Y este cuerpo político dice: no me interesa lo que digas sobre mis tatuajes. Porque son míos. Y la piel también.
Quizás la mejor ⸻por risible⸻ intromisión que se me ha hecho sobre mis tatuajes es que mi cuerpo se ve menos femenino por la tinta y por los diseños. ¿Femenino según quién? Según el deseo ajeno, por supuesto. Impuesto y al que deberíamos acceder como dando gracias. ¿Qué es la feminidad, amiguitos?, me pregunto. Pero esto sería, también, tema de otro largo texto y debate. Así que, por ahora, les dejo la imagen de Rooney Mara o de Noomi Rapace, las dos actrices que interpretaron a Lisbeth Salander, y de su dragón tatuado en la espalda. Y pienso en este personaje porque Salander es la expresión de una feminidad que ha sido violentada sistemáticamente por mucho tiempo y que responde con una violencia proporcional a sus agresores: Lisbeth embosca al tutor que ha abusado de ella y le tatúa en el torso, bien visible, la etiqueta “Soy un cerdo violador”. ¿Qué más muestra de una feminidad activa es esta? Y quiero que conste que esto de la feminidad o su ausencia me lo ha dicho más de una persona y que son quienes suelen presumir de una ideología de izquierdas basada en la defensa de los derechos humanos.
Otro comentario: pareces futbolista. Y me lo dijo un aficionado al fútbol. Entonces. ¿Tatuarse es bueno, feo, malo? ¿Adoran el deporte, a los futbolistas todos tatuados, pero son clasistas o esbozan un sectarismo innombrable solo para descalificar tu decisión de tatuarte?

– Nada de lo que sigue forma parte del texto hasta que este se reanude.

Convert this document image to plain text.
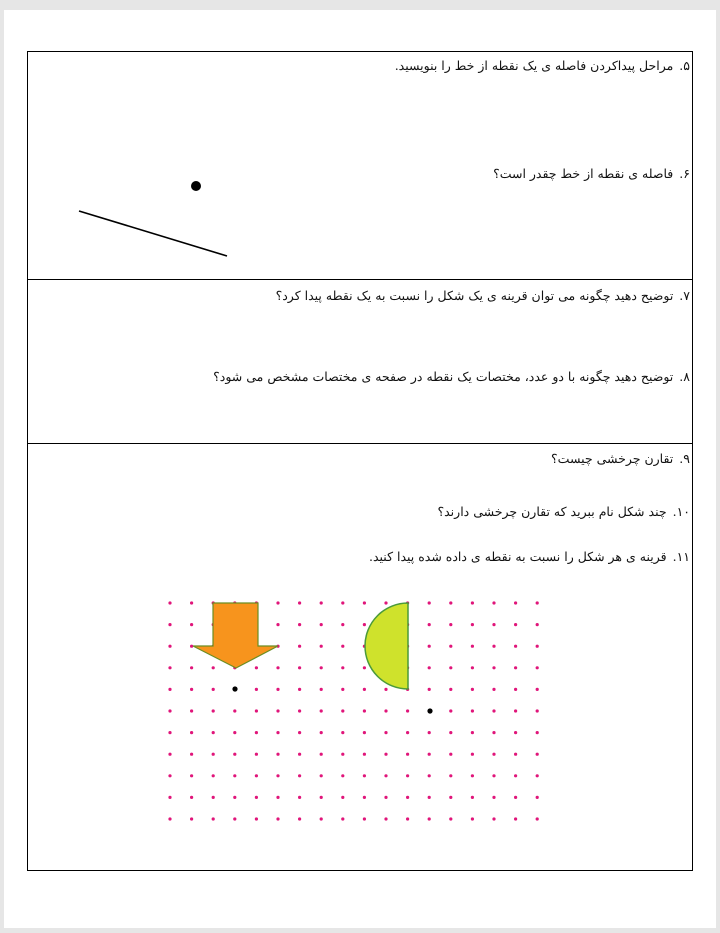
۵.مراحل پیداکردن فاصله ی یک نقطه از خط را بنویسید.
۶.فاصله ی نقطه از خط چقدر است؟
۷.توضیح دهید چگونه می توان قرینه ی یک شکل را نسبت به یک نقطه پیدا کرد؟
۸.توضیح دهید چگونه با دو عدد، مختصات یک نقطه در صفحه ی مختصات مشخص می شود؟
۹.تقارن چرخشی چیست؟
۱۰.چند شکل نام ببرید که تقارن چرخشی دارند؟
۱۱.قرینه ی هر شکل را نسبت به نقطه ی داده شده پیدا کنید.
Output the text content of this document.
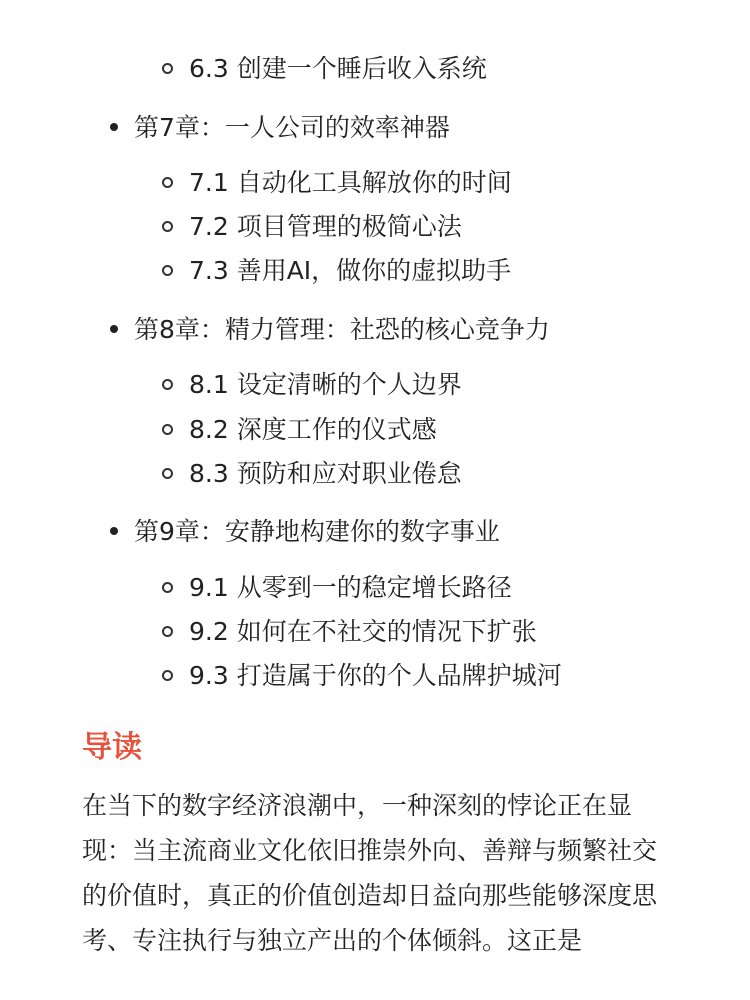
6.3 创建一个睡后收入系统
第7章：一人公司的效率神器
7.1 自动化工具解放你的时间
7.2 项目管理的极简心法
7.3 善用AI，做你的虚拟助手
第8章：精力管理：社恐的核心竞争力
8.1 设定清晰的个人边界
8.2 深度工作的仪式感
8.3 预防和应对职业倦怠
第9章：安静地构建你的数字事业
9.1 从零到一的稳定增长路径
9.2 如何在不社交的情况下扩张
9.3 打造属于你的个人品牌护城河
导读
在当下的数字经济浪潮中，一种深刻的悖论正在显现：当主流商业文化依旧推崇外向、善辩与频繁社交的价值时，真正的价值创造却日益向那些能够深度思考、专注执行与独立产出的个体倾斜。这正是
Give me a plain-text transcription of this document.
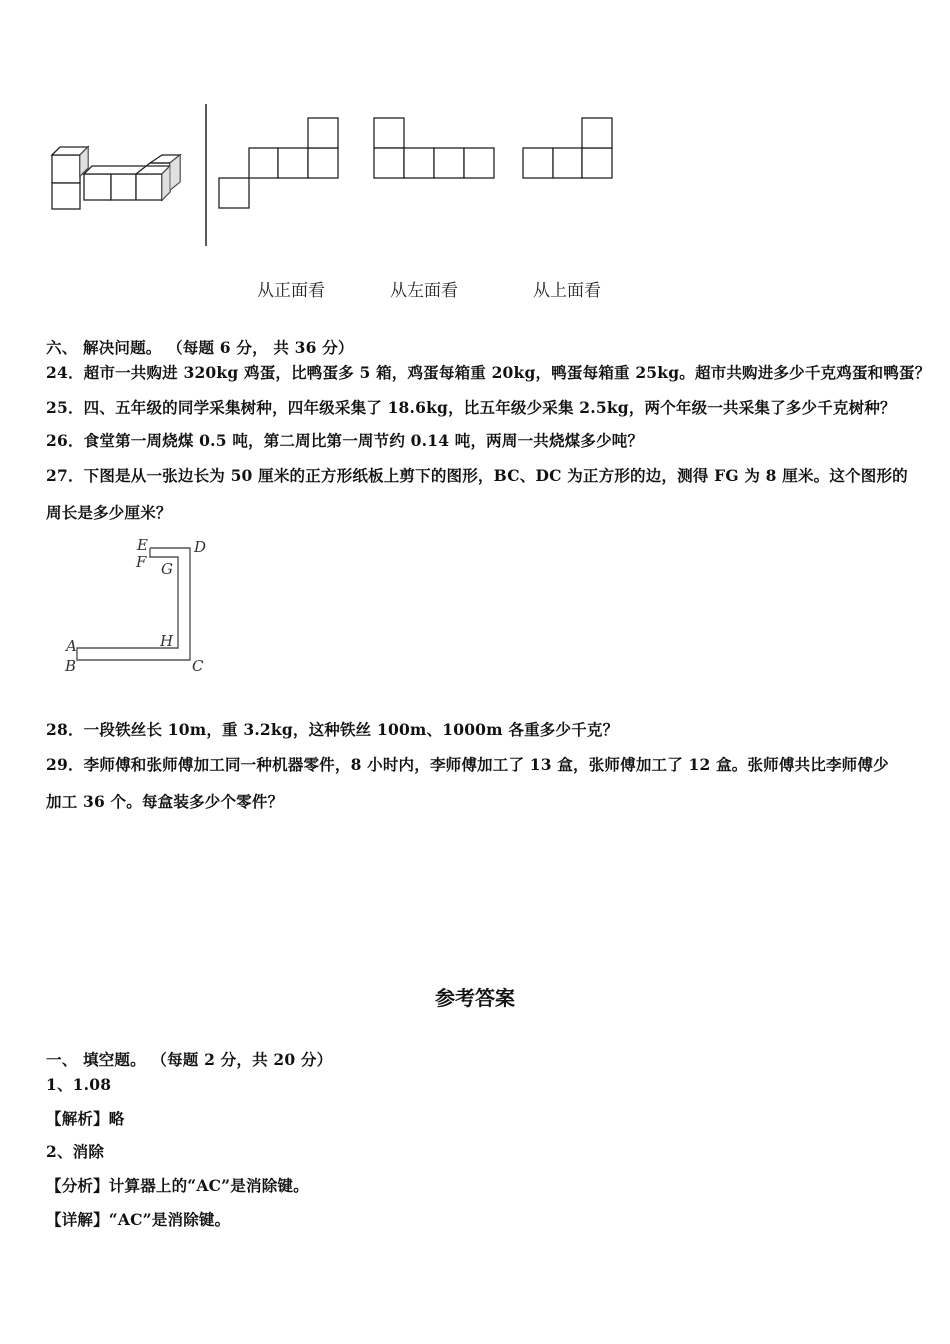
从正面看	从左面看	从上面看
六、 解决问题。 （每题 6 分， 共 36 分）
24．超市一共购进 320kg 鸡蛋，比鸭蛋多 5 箱，鸡蛋每箱重 20kg，鸭蛋每箱重 25kg。超市共购进多少千克鸡蛋和鸭蛋？
25．四、五年级的同学采集树种，四年级采集了 18.6kg，比五年级少采集 2.5kg，两个年级一共采集了多少千克树种？
26．食堂第一周烧煤 0.5 吨，第二周比第一周节约 0.14 吨，两周一共烧煤多少吨？
27．下图是从一张边长为 50 厘米的正方形纸板上剪下的图形，BC、DC 为正方形的边，测得 FG 为 8 厘米。这个图形的
周长是多少厘米？
E	D
F G
A	H
B	C
28．一段铁丝长 10m，重 3.2kg，这种铁丝 100m、1000m 各重多少千克？
29．李师傅和张师傅加工同一种机器零件，8 小时内，李师傅加工了 13 盒，张师傅加工了 12 盒。张师傅共比李师傅少
加工 36 个。每盒装多少个零件？
参考答案
一、 填空题。 （每题 2 分，共 20 分）
1、1.08
【解析】略
2、消除
【分析】计算器上的“AC”是消除键。
【详解】“AC”是消除键。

Quizás la única reconvención que puedo tener sobre mis tatuajes a estas alturas es que cuando quiera hacerme una resonancia magnética, que espero no tener que hacerme nunca, la imagen no se verá muy clara. Y bueno. También espero no contraer covid o la próxima enfermedad que nos caiga encima por obra del espíritu de los siempre inventivos seres humanos.

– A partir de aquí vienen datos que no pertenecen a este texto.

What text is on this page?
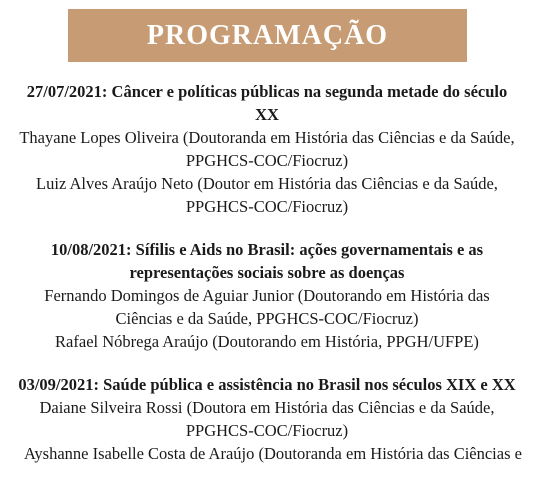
PROGRAMAÇÃO
27/07/2021: Câncer e políticas públicas na segunda metade do século XX
Thayane Lopes Oliveira (Doutoranda em História das Ciências e da Saúde, PPGHCS-COC/Fiocruz)
Luiz Alves Araújo Neto (Doutor em História das Ciências e da Saúde, PPGHCS-COC/Fiocruz)
10/08/2021: Sífilis e Aids no Brasil: ações governamentais e as representações sociais sobre as doenças
Fernando Domingos de Aguiar Junior (Doutorando em História das Ciências e da Saúde, PPGHCS-COC/Fiocruz)
Rafael Nóbrega Araújo (Doutorando em História, PPGH/UFPE)
03/09/2021: Saúde pública e assistência no Brasil nos séculos XIX e XX
Daiane Silveira Rossi (Doutora em História das Ciências e da Saúde, PPGHCS-COC/Fiocruz)
Ayshanne Isabelle Costa de Araújo (Doutoranda em História das Ciências e
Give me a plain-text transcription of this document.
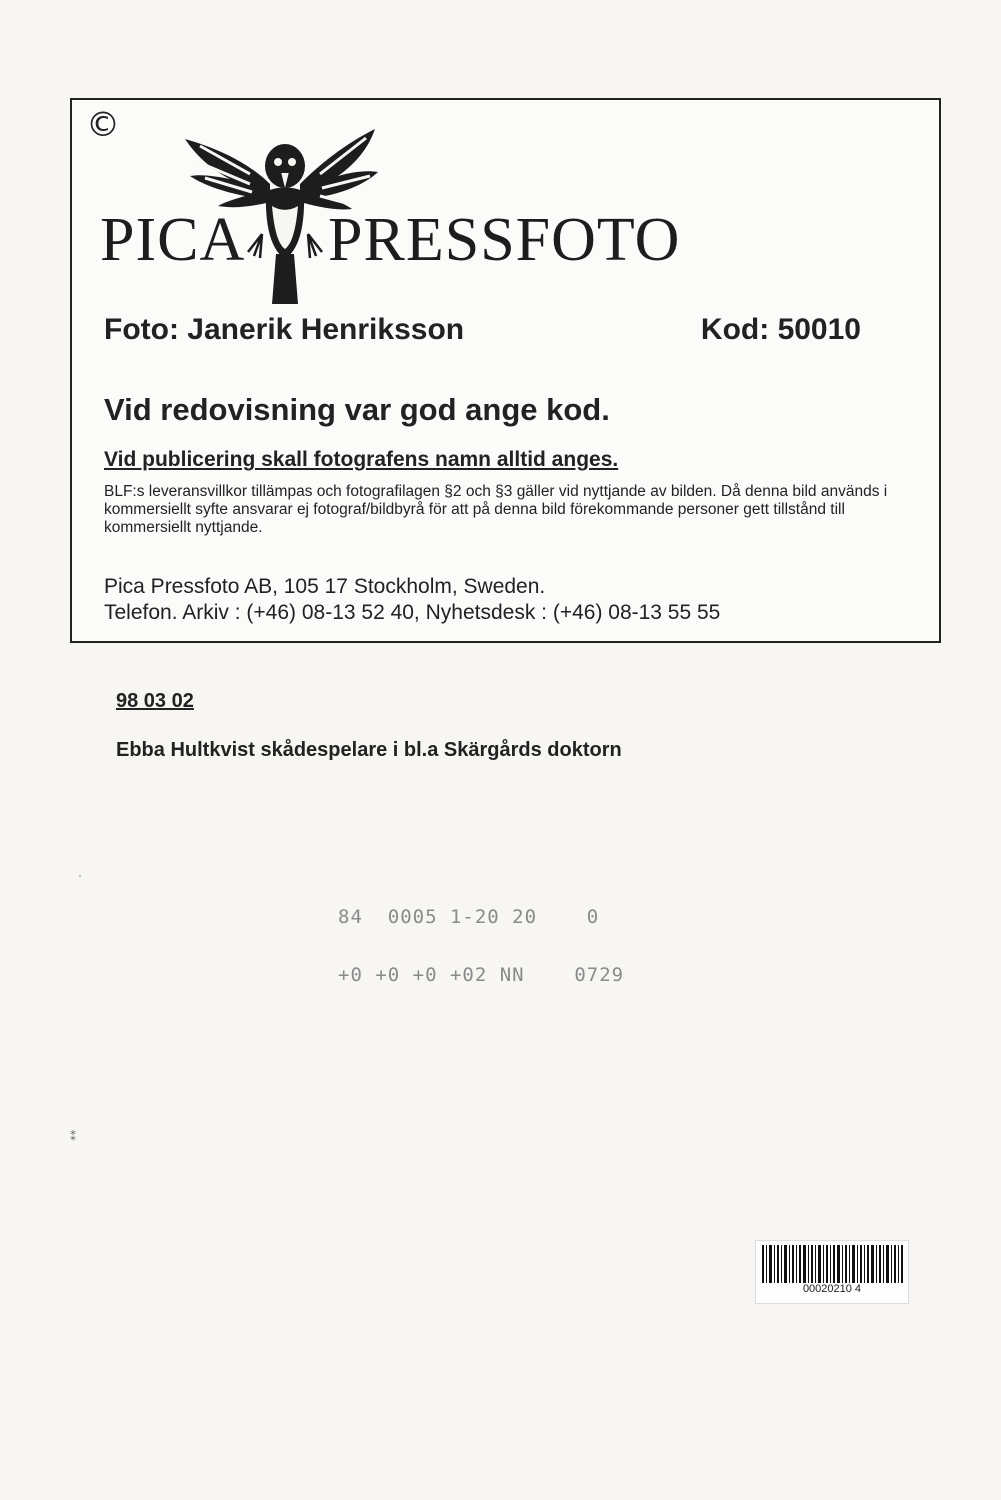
©
PICA PRESSFOTO
Foto: Janerik Henriksson	Kod: 50010
Vid redovisning var god ange kod.
Vid publicering skall fotografens namn alltid anges.
BLF:s leveransvillkor tillämpas och fotografilagen §2 och §3 gäller vid nyttjande av bilden. Då denna bild används i kommersiellt syfte ansvarar ej fotograf/bildbyrå för att på denna bild förekommande personer gett tillstånd till kommersiellt nyttjande.
Pica Pressfoto AB, 105 17 Stockholm, Sweden.
Telefon. Arkiv : (+46) 08-13 52 40, Nyhetsdesk : (+46) 08-13 55 55
98 03 02
Ebba Hultkvist skådespelare i bl.a Skärgårds doktorn
84  0005 1-20 20    0
+0 +0 +0 +02 NN    0729
00020210 4
⁑
·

En un mundo demasiado edulcorado, lo ideal sería no enfermarse nunca y no morir, dicho sea de paso. Pero como esta es la vida, señoras y señores, me enterrarán o cremarán con mis tatuajes, porque son míos, así como esta piel. Con este retrato de familia canina que llevo en el brazo izquierdo, con mi caos, mis dolorosas calacas, mi espada, mi laberinto y mi dragón: el hermoso recuerdo en el cuerpo de que tuve un hijo. Y de que este conoció a su madre con el cuerpo tatuado, con la capacidad de ver al caos de frente y echárselo a la espalda para criarlo, para algún día darle la fuerza para decir también, si es necesario, fuerte y bien claro: este cuerpo es mío.